Rishi Malhotra August 3, 2010

tactical_philanthropyThis post was written by Adin Miller, of Adin Miller Consulting. It is cross-posted on his site here.

The blending of philanthropy and social capital markets will be at the core of the Tactical Philanthropy track at SOCAP10. The preliminary agenda has just been released for the conference. One panel that immediately caught my attention focuses on Scaling Social Impact. It’s a great continuation of the discussion from the Social Impact Exchange and will be led by Steve Goldberg, author of Billions of Drops in Millions of Buckets, who I had the chance to hear at one of the breakout sessions.

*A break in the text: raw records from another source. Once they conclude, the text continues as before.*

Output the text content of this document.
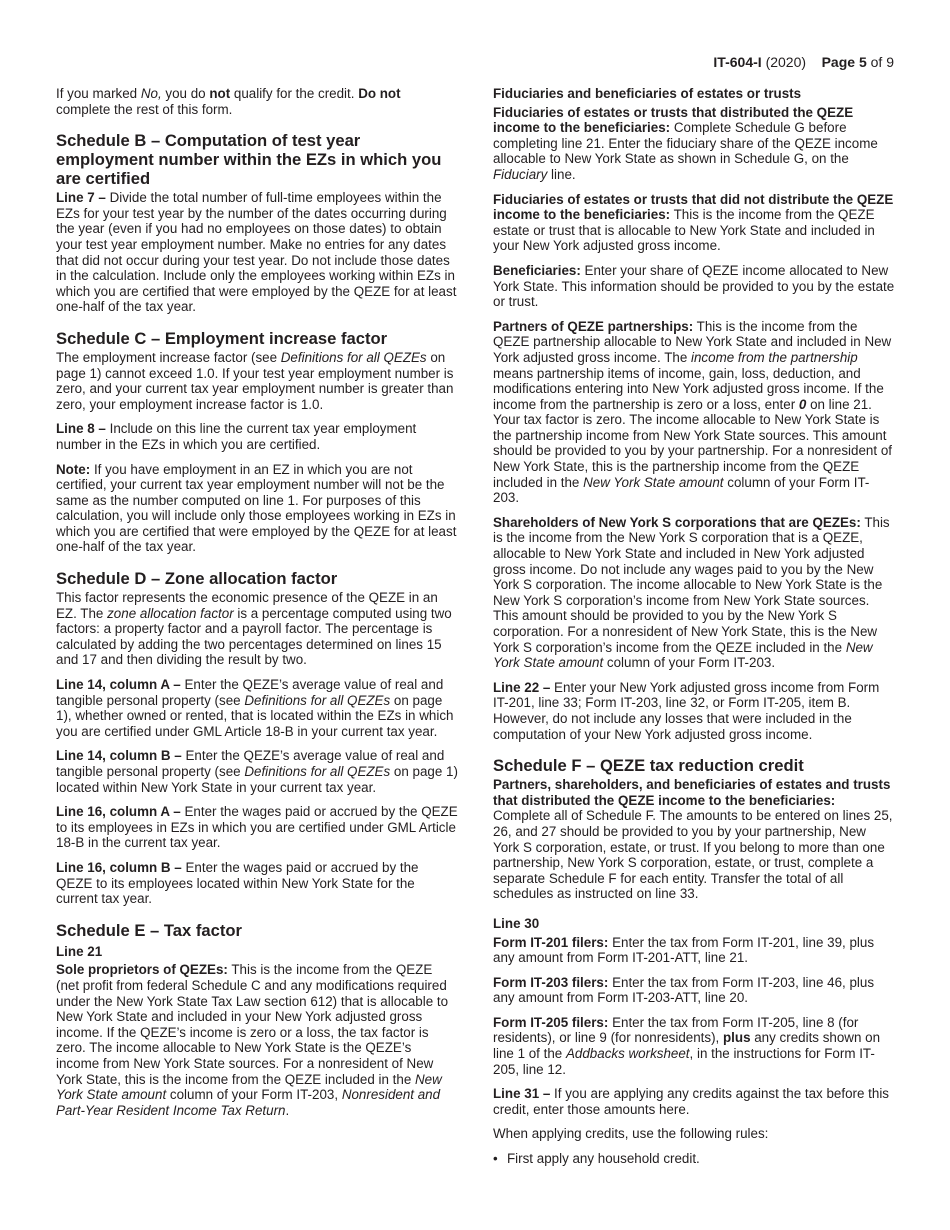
IT-604-I (2020) Page 5 of 9

If you marked No, you do not qualify for the credit. Do not complete the rest of this form.

Schedule B – Computation of test year employment number within the EZs in which you are certified

Line 7 – Divide the total number of full-time employees within the EZs for your test year by the number of the dates occurring during the year (even if you had no employees on those dates) to obtain your test year employment number. Make no entries for any dates that did not occur during your test year. Do not include those dates in the calculation. Include only the employees working within EZs in which you are certified that were employed by the QEZE for at least one-half of the tax year.

Schedule C – Employment increase factor

The employment increase factor (see Definitions for all QEZEs on page 1) cannot exceed 1.0. If your test year employment number is zero, and your current tax year employment number is greater than zero, your employment increase factor is 1.0.

Line 8 – Include on this line the current tax year employment number in the EZs in which you are certified.

Note: If you have employment in an EZ in which you are not certified, your current tax year employment number will not be the same as the number computed on line 1. For purposes of this calculation, you will include only those employees working in EZs in which you are certified that were employed by the QEZE for at least one-half of the tax year.

Schedule D – Zone allocation factor

This factor represents the economic presence of the QEZE in an EZ. The zone allocation factor is a percentage computed using two factors: a property factor and a payroll factor. The percentage is calculated by adding the two percentages determined on lines 15 and 17 and then dividing the result by two.

Line 14, column A – Enter the QEZE’s average value of real and tangible personal property (see Definitions for all QEZEs on page 1), whether owned or rented, that is located within the EZs in which you are certified under GML Article 18-B in your current tax year.

Line 14, column B – Enter the QEZE’s average value of real and tangible personal property (see Definitions for all QEZEs on page 1) located within New York State in your current tax year.

Line 16, column A – Enter the wages paid or accrued by the QEZE to its employees in EZs in which you are certified under GML Article 18-B in the current tax year.

Line 16, column B – Enter the wages paid or accrued by the QEZE to its employees located within New York State for the current tax year.

Schedule E – Tax factor
Line 21

Sole proprietors of QEZEs: This is the income from the QEZE (net profit from federal Schedule C and any modifications required under the New York State Tax Law section 612) that is allocable to New York State and included in your New York adjusted gross income. If the QEZE’s income is zero or a loss, the tax factor is zero. The income allocable to New York State is the QEZE’s income from New York State sources. For a nonresident of New York State, this is the income from the QEZE included in the New York State amount column of your Form IT-203, Nonresident and Part-Year Resident Income Tax Return.

Fiduciaries and beneficiaries of estates or trusts

Fiduciaries of estates or trusts that distributed the QEZE income to the beneficiaries: Complete Schedule G before completing line 21. Enter the fiduciary share of the QEZE income allocable to New York State as shown in Schedule G, on the Fiduciary line.

Fiduciaries of estates or trusts that did not distribute the QEZE income to the beneficiaries: This is the income from the QEZE estate or trust that is allocable to New York State and included in your New York adjusted gross income.

Beneficiaries: Enter your share of QEZE income allocated to New York State. This information should be provided to you by the estate or trust.

Partners of QEZE partnerships: This is the income from the QEZE partnership allocable to New York State and included in New York adjusted gross income. The income from the partnership means partnership items of income, gain, loss, deduction, and modifications entering into New York adjusted gross income. If the income from the partnership is zero or a loss, enter 0 on line 21. Your tax factor is zero. The income allocable to New York State is the partnership income from New York State sources. This amount should be provided to you by your partnership. For a nonresident of New York State, this is the partnership income from the QEZE included in the New York State amount column of your Form IT-203.

Shareholders of New York S corporations that are QEZEs: This is the income from the New York S corporation that is a QEZE, allocable to New York State and included in New York adjusted gross income. Do not include any wages paid to you by the New York S corporation. The income allocable to New York State is the New York S corporation’s income from New York State sources. This amount should be provided to you by the New York S corporation. For a nonresident of New York State, this is the New York S corporation’s income from the QEZE included in the New York State amount column of your Form IT-203.

Line 22 – Enter your New York adjusted gross income from Form IT-201, line 33; Form IT-203, line 32, or Form IT-205, item B. However, do not include any losses that were included in the computation of your New York adjusted gross income.

Schedule F – QEZE tax reduction credit

Partners, shareholders, and beneficiaries of estates and trusts that distributed the QEZE income to the beneficiaries: Complete all of Schedule F. The amounts to be entered on lines 25, 26, and 27 should be provided to you by your partnership, New York S corporation, estate, or trust. If you belong to more than one partnership, New York S corporation, estate, or trust, complete a separate Schedule F for each entity. Transfer the total of all schedules as instructed on line 33.

Line 30

Form IT-201 filers: Enter the tax from Form IT-201, line 39, plus any amount from Form IT-201-ATT, line 21.

Form IT-203 filers: Enter the tax from Form IT-203, line 46, plus any amount from Form IT-203-ATT, line 20.

Form IT-205 filers: Enter the tax from Form IT-205, line 8 (for residents), or line 9 (for nonresidents), plus any credits shown on line 1 of the Addbacks worksheet, in the instructions for Form IT-205, line 12.

Line 31 – If you are applying any credits against the tax before this credit, enter those amounts here.

When applying credits, use the following rules:

• First apply any household credit.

The panel will examine the tradeoffs between scaling an organization and scaling impact through the sharing of process with other organizations. It’s an interesting question and either approach raises its own series of challenges and issues. Scaling an organization – i.e., providing significant financial resources to grow a mid-cap nonprofit that operates with $1M to $50M per year – very much depends on the ability to generate the needed capital (a theme that I expect will be extensively explored at the conference).
The alternative approach – scaling impact by sharing a successful process with the intention that the successful model gets adopted and implemented by other nonprofits – is perhaps as equally challenging. In this case, the sharing and adoption cycle relies on transparency, communication, dissemination, and signaling between nonprofit social enterprises. For example, it assumes that a successful model supported by SV2, the Silicon Valley based venture philanthropy group chaired by Lance Fors, who will also speak on the panel, would easily attract nonprofit audiences across the country. That’s probably not the case.
Until we collectively have a better way to track and identify successful nonprofit social enterprises, the vision of scaling impact through the adoption of process may struggle to become reality. It will also require answers to other key questions: what role does philanthropy have in encouraging successful nonprofit social enterprises to share their processes with other organizations? What will a nonprofit social enterprise have to give up in order to adopt another nonprofit’s successful approach? Can we find common ground on identifying and using performance measures to assess social enterprises?
The discussion will certainly be an interesting one.